Мы, конечно, очень уставали ходить по строительным магазинам типа OBI и покупать всякие там светодиодные лампочки, но последовательное выполнение всяких мелочей было непременным условием сотворения счастья. Мы так и называли наши дизайны – «Место у самого неба или Венская Сказка, в которой свершаются чудеса».
Мы основали даже роддом, он славился тем, что, например, родился мальчик – а тебе в придачу дают еще и девочку, и наоборот.
Апофеозом нашей домостроительной деятельности стал розыгрыш квартиры в качестве главного приза за самый смешной и трогательный рассказик о том, что ты собираешься делать в своей будущей квартире – какую новую жизнь ты мечтаешь начать и с кем ее прожить, но тут мы были очень избирательны и давали в качестве приза квартиру только тем, кто встретил свою большую любовь, а это, как мы знали, встречается не чаще одного раза на миллион.
Сейчас моя доченька, рядом с которой и для которой я сочинила этот рассказ, лежа на солнце у самых нежно шепчущих волн залива, сказала: «Мама, пока ты копалась в своем телефоне (куда я записывала рассказ), я тут уже дом построила»! И показала целую башню из песка с бассейном из окон, которую кто-то сотворил до нее нам на радость, пока она загорала с мамочкой рядышком и терлась о меня любимыми ножками.
Шел твомбой по городу
Шел трамвай по городу. Шел твомбой до Сольного собора. До Смольного. Шел собор по городу. Тьфу, совсем вы меня затупали. Запутали, то есть.
И вдруг сломался. И вот всех высадили на улицу, и все стали ждать такси. Мальчик за дяденькой, газетка за тетенькой, будка за дворником, стриж на антенне. Образовалась целая очередь. И все ждали такси. Да, ну это я уже говорила.
Тут подъехала желтая канарейка и всем помахала рукой. И все начали радостно садиться в такси. Только тетя с газеткой остались, сказали, что пойдут в парикмахерскую.
А всем нужно было ехать в Смольный Собор. И вот едут они по городу, и вдруг из-за угла выглядывает Смольный Собор. И стрижик закричал: «Смотрите, собор, нам здесь выходить!» И вдруг собор выглядывает из-за следующего угла. Проехали они еще чуть-чуть, – и снова собор увидели, у остановки. Только купол громадный, а все остальное – где-то внизу, как будто они оказались на огромной горе. Хотели было все выйти, но таксист закричал: «Смотрите, снова собор!» – и забибикал от неожиданности на ажурный крест неимоверных размеров на куполе, мелькнувший спереди из проулочка.

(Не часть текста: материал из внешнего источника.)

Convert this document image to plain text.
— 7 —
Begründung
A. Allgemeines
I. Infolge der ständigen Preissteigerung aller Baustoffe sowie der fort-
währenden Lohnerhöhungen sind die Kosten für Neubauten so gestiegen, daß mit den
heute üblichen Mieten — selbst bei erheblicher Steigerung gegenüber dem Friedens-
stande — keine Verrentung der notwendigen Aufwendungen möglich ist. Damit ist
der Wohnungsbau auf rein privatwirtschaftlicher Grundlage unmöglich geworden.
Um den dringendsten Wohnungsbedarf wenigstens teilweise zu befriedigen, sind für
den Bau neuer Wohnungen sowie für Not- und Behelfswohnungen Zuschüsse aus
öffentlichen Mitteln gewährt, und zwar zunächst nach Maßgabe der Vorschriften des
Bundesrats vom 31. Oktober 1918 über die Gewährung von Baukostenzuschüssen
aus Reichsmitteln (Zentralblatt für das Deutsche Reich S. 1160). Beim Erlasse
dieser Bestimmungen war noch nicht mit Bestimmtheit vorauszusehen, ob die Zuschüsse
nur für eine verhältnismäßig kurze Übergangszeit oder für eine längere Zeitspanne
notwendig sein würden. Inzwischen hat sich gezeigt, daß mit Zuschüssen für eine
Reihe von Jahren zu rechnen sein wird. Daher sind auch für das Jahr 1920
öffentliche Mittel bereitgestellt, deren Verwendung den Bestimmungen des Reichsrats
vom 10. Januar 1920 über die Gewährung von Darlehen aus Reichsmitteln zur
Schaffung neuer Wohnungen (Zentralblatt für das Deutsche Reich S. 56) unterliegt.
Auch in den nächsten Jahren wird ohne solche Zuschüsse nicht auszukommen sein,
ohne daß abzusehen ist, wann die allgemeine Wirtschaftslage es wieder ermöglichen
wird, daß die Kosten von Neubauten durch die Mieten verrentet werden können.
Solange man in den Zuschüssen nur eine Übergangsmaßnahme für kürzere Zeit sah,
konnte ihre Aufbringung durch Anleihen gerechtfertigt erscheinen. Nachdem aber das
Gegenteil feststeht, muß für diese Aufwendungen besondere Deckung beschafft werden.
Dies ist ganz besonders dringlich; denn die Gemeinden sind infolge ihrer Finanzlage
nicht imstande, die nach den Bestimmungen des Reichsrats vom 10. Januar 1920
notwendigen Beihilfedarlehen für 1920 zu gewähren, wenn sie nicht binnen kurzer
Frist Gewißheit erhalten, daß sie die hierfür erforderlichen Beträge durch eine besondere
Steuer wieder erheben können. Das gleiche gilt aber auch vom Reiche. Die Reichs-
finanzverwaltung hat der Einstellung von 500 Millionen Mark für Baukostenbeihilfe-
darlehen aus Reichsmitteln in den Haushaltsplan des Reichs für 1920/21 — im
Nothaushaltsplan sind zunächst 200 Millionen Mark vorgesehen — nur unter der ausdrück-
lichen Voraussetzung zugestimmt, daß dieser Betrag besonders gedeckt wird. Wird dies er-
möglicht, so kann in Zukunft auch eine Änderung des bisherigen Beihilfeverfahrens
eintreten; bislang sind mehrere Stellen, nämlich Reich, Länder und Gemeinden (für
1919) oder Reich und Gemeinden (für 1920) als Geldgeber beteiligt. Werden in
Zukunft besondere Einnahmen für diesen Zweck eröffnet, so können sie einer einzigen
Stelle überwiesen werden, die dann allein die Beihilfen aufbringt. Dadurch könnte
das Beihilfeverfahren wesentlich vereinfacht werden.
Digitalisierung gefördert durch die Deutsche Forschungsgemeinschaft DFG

Тогда они вышли из машины и стали осматривать окрестности. Оказалось, что куда ни взгляни – повсюду собор, выглядывает изо всех окон, отражается в них и заслоняет тенью куполов вечернее предзакатное небо. И они поняли, что они со всех сторон собором окружены. Тут таксисту на голову слетела маленькая оранжевая птичка. Он хотел было ее поймать за хвост, но она вспорхнула и перелетела на плечо девочке в белом фартучке и в зеленых носочках. Потом птичка вспорхнула и влетела в двери соседнего колбасного магазина, и когда таксист хотел вбежать вслед за ней, то наскочил на стеклянную дверь, и она ударила его с в лоб. Он не сдержался и пнул ногой окрестную водосточную трубу так, что она отозвалась глухим грустным звоном. И тут все посмотрели на небо. Купола сгустились, что тучи, и стали на глазах вырастать и надвигаться со всех сторон. Когда купола загородили все небо, все поняли, что находятся внутри одного большого-пребольшого купола и теперь они взаперти.
В тишине прозвенела монетка. Это дворник полез в карман за котлеткой, чтобы дать ее пробежавшему мимо и засмеявшемуся котенку. Оранжевая птичка взлетела в небо, пролетела сквозь рассеивающиеся купола, как сквозь дымовую завесу. Это напоминало эффект «Фотошопа». Тогда все поняли, что нужно сделать еще что-нибудь доброе, чтобы купола раздвинулись окончательно и освободили город. И все начали целоваться и клясться друг другу в вечной любви.
Оказалось, что собор сгустился над городом и перекрыл собою все улицы, потому что жители долгое время творили всякие злые дела, а на собор не обращали внимания. И собор решил их перехитрить: стать таким громадным, чтобы его не смогли не заметить. И наконец закрыл собою весь город.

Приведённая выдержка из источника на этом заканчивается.